As I had mentioned in my last blog post, one of the things I’d like to do before I’m 30 is read 40 books. I decided I want to document each book I read in a running list that can be easily referenced whenever. For that reason, this post will have a permanent spot in my Education section under ‘Books’.
So, how am I choosing which books to read?
I wrote down probably close to 80 book titles that I’ve been wanting to read and put them in a jar to be randomly picked out when it’s time for a new book. I color coded them, partially because I’ll use any excuse to color code something, and also in case I’m in the mood to read a particular genre. I’m going to do my best to read whichever book I draw because I’m having the mindset that if I pulled it, there’s a reason I’m supposed to read it.
1. Anything by Jennie Allen Ironically, I had recently purchased this book because I felt like I needed it and it ended up being my first selection. This book is the account of the author giving her life to God’s will, praying and vowing that she’ll do anything he wants her to do. I don’t identify with any single religion, but I do believe in a higher power. As someone wanting to open myself up to that power, I found this book to be intriguing and inspiring. I believe there are many of us out there that want to fulfill our purpose on this earth. However, I think that desire comes with clauses. Most of us, especially in America, are so accustomed to comfort, safety, and security that our ‘anything’ is more like ‘anything but giving up material possessions and jeopardizing comfort and safety’. We forget that those things are luxuries and privileges not a guarantee or a right.

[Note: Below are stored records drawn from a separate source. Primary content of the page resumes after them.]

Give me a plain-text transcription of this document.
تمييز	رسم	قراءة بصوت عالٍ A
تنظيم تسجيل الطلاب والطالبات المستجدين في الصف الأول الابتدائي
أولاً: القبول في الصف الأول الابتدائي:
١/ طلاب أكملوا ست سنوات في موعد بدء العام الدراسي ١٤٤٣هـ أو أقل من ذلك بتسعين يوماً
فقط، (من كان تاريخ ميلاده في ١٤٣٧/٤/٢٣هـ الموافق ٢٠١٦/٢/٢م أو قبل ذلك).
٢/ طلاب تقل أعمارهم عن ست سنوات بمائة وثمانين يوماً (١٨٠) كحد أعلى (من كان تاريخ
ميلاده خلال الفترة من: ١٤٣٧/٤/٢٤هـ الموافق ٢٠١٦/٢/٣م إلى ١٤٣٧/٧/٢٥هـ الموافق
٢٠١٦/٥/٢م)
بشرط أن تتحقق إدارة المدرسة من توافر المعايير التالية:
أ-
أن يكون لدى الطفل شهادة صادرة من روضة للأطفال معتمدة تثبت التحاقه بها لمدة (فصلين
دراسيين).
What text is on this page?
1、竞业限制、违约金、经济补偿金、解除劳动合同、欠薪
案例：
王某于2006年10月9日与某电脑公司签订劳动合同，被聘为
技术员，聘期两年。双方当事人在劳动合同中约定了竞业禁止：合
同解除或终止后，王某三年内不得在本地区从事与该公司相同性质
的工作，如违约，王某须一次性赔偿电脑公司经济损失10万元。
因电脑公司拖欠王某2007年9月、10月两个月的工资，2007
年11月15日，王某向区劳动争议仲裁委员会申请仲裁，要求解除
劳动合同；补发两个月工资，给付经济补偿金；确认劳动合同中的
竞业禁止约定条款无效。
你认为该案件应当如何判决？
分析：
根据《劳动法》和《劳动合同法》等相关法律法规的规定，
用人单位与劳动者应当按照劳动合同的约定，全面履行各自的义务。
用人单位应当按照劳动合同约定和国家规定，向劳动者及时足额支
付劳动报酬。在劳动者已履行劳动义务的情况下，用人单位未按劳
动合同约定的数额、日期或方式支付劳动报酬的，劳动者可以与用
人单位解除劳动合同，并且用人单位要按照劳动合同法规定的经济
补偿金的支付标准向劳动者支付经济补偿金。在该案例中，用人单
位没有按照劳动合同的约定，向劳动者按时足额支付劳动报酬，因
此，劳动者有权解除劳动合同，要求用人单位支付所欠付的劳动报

Additionally, we don’t want to depart from what the author calls our scrapbook – our hopes, dreams, goals, and visions we have for our life. Yet, if we believe in a higher power, particularly God, is that really what we’re supposed to have? As it was pointed out in the book, several believers during Biblical times weren’t awarded an easy and comfortable life for obeying God. (I’m definitely not an expert on this topic, though.) What hit me for the first time was realizing that Jesus was willing to sacrifice himself and his life to fulfill God’s will. As a non-Christian, but believer in God, this spoke to me. Peace isn’t necessarily meant to be lived on Earth, it’s really the reward in the afterlife for living in accordance with God’s plan. I had recently told my mom that I didn’t think God’s plan for us is meant to keep us comfortable. Rather, I believe living it out is going to require us to stretch, grow, and be uncomfortable. I think that we all have the ability to serve our purposes, but they might not come with the amount of recognition or global impact that we would like in order to make the sacrifices we could potentially be asked to make.
2. The Lakota Way by Joseph M. Marshall III I’ve had this book on my shelf for years and I can confidently say it’ll be there as a staple for years to come. This book’s main focus is on character using Native American stories and events to magnify things like humility, perseverance, respect, honor, love, sacrifice, truth, compassion, bravery, fortitude, generosity, and wisdom. Unfortunately, I misplaced the notes I made for this book, but two main things are standing out to me as I think back on it. I found the respect had for the earth and those who inhabit it to be thought provoking and endearing. It really makes me think about how things have changed and how little appreciation we have for the earth, its creatures, and how we can be provided for by nature solely. Another thing that surprised me was the Lakota mentality towards battle and bravery. It was seen as braver and more courageous to touch a live opposing warrior in battle than it was to kill him. Adding to that, conflicts were often used as an opportunity for men to show their bravery and courage rather than it being about winning, killing, or even an issue between tribes. Of course, deaths did occur in the process, but I found this fascinating and quite the opposite of what history books prefer to teach.
3. Animal, Vegetable, Miracle by Barbara Kingsolver Dare I say that this might be one of my favorite books of all time? Although, a little more opinionated or slightly political in places than I’d like, this book was excellent! It documents a family’s move from Arizona to Virginia in order to pursue a year of eating seasonally and locally. It’s thought provoking, informative, comforting, and amusing all in one. Probably the most fascinating part to me was learning how much human influence during turkey reproduction has interfered with a turkey’s innate ability to mate and raise young. The book as a whole was very eye-opening to our food industry and what we’ve adopted as normal that couldn’t be further from it. If you’re interested in food, cooking, gardening, environmental issues, or any similar topics, I highly recommend this book.